1. What are the three parts that make up a nucleotide?



2. What is the sugar found in DNA?



3. What are the four different bases found in DNA nucleotides?



4. What two parts make up the sides of the DNA “ladder”?



5. What holds the sugars and the phosphates together?



6. What makes up the rungs of the DNA “ladder”?



7. To what part of the nucleotide are the rungs attached?



8. What is the “base-pairing” rule? How do the nucleotides pair together?



9. What holds the nitrogen bases together?



10. What best describes the shape of a DNA molecule?



11. Name three ways the RNA is chemically different from DNA.



12. What is replication?



13. What are the three steps involved in DNA replication.



14. How many strands of DNA act as a template?



15. What causes the DNA molecule to untwist and ”unzip”?



16. Where does replication occur?



17. What is true about the two new strands of DNA at the end of replication?



18. Why and when does DNA replication occur?



19. What is transcription?



20. What are the four steps involved in RNA transcription?



21. How many strands of DNA act as a template?



22. What are the three different types of RNA?



23. What is the function of mRNA?



24. Why is mRNA necessary?



25. What is translation?



26. What are the five steps involved in translation?

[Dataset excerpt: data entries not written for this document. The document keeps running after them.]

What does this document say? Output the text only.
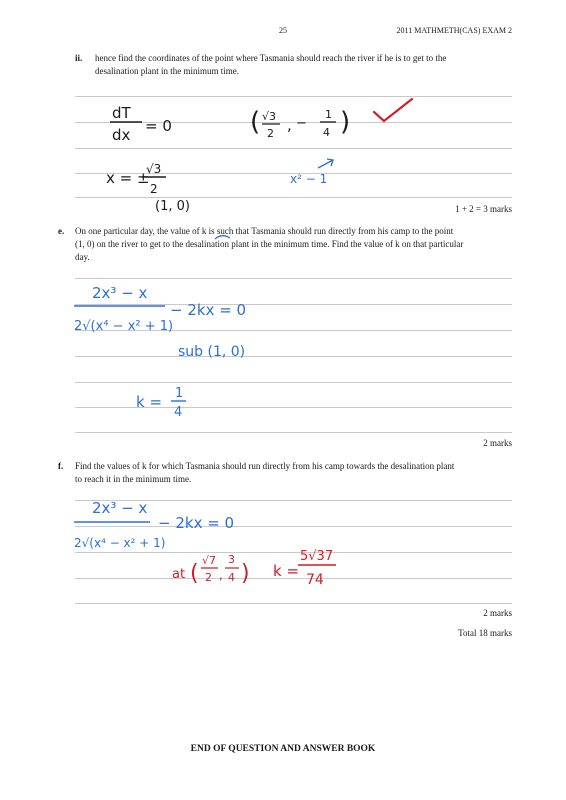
25	2011 MATHMETH(CAS) EXAM 2
ii. hence find the coordinates of the point where Tasmania should reach the river if he is to get to the
desalination plant in the minimum time.
1 + 2 = 3 marks
e. On one particular day, the value of k is such that Tasmania should run directly from his camp to the point
(1, 0) on the river to get to the desalination plant in the minimum time. Find the value of k on that particular
day.
2 marks
f. Find the values of k for which Tasmania should run directly from his camp towards the desalination plant
to reach it in the minimum time.
2 marks
Total 18 marks
END OF QUESTION AND ANSWER BOOK
dT
dx = 0	( √3
2 , −
1
4 )
x = ±
√3
2
(1, 0)
x² − 1
2x³ − x
2√(x⁴ − x² + 1)
− 2kx = 0
sub (1, 0)
k = 1
4
2x³ − x
2√(x⁴ − x² + 1)
− 2kx = 0
at (
√7
2 ,
3
4 ) k =
5√37
74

27. What is made during translation?



28. What is the function of rRNA?



29. What is a codon?



30. What is the function of tRNA?



31. What is an anticodon?



32. What type of bond forms between amino acids?



33. What codon starts the process of translation? Stops it?



34. What is a mutation?



35. What is the difference between a point and a frameshift mutation?



36. Which is worse, point or frameshift? Explain why.



37. What is a deletion mutation?



38. What is an insertion mutation?



39. What is an inversion mutation?



40. What is a translocation mutation?



41. What causes a non-disjunction mutation?



42. What is trisomy? Monosomy?

1. phosphate sugars and a nitrogen containing base

2.ribosugars?

3. Adenine thymine cytosine and guanine

4.

This is about all i know.

1. phosphate sugars and a nitrogen containing base

2.ribosugars?

3. Adenine thymine cytosine and guanine

4.

1. a phosphate group, a 5-carbon sugar, and a nitrogenous base

2. deoxyribose
3. The bases used in DNA are adenine (A), cytosine (C), guanine (G), and thymine (T).
4. The sides of the ladder are made of alternating sugar and phosphate molecules. The sugar is deoxyribose. The rungs of the ladder are pairs of 4 types of nitrogen bases. Two of the bases are purines- adenine and guanine.
5.The bond formed between the sugar of one nucleotide and the phosphate of an adjacent nucleotide is a covalent bond. A covalent bond is the sharing of electrons between atoms. A covalent bond is stronger than a hydrogen bond (hydrogen bonds hold pairs of nucleotides together on opposite strands in DNA).
6. They showed that alternating deoxyribose and phosphate molecules form the twisted uprights of the DNA ladder. The rungs of the ladder are formed by complementary pairs of nitrogen bases — A always paired with T and G always paired with C.
7. These bases make up the 'rungs' of the ladder, and are attached to the backbone where the deoxyribose (sugar) molecules are located.
8.The rules of base pairing explain the phenomenon that whatever the amount of adenine (A) in the DNA of an organism, the amount of thymine (T) is the same (Chargaff's rule). Similarly, whatever the amount of guanine (G), the amount of cytosine (C) is the same.
9. The nitrogen bases are held together by hydrogen bonds: adenine and thymine form two hydrogen bonds; cytosine and guanine form three hydrogen bonds.
10. he DNA molecule is shaped like a ladder that is twisted into a coiled configuration called a double helix. The nitrogen bases form the rungs of the ladder and are arranged in pairs, which are connected to each other by chemical bonds.

What are the three parts of a nucleotide

adenine (A), cytosine (C), guanine (G), or thymine (T).

I hope this answers your first 10 qeustions

First of all, we don't do your homework for you.

Even so, since this is not my area of expertise, I searched Google under the key word "nucleotide" to get these possible sources:

http://en.wikipedia.org/wiki/Nucleotide
http://www.accessexcellence.org/RC/VL/GG/nucleotide.html
http://www.genome.gov/glossary.cfm?key=nucleotide
http://micro.magnet.fsu.edu/micro/gallery/nucleotides/nucleotides.html

You can do the same for your other concepts. In the future, you can find the information you desire more quickly, if you use appropriate key words to do your own search.

I hope this helps. Thanks for asking.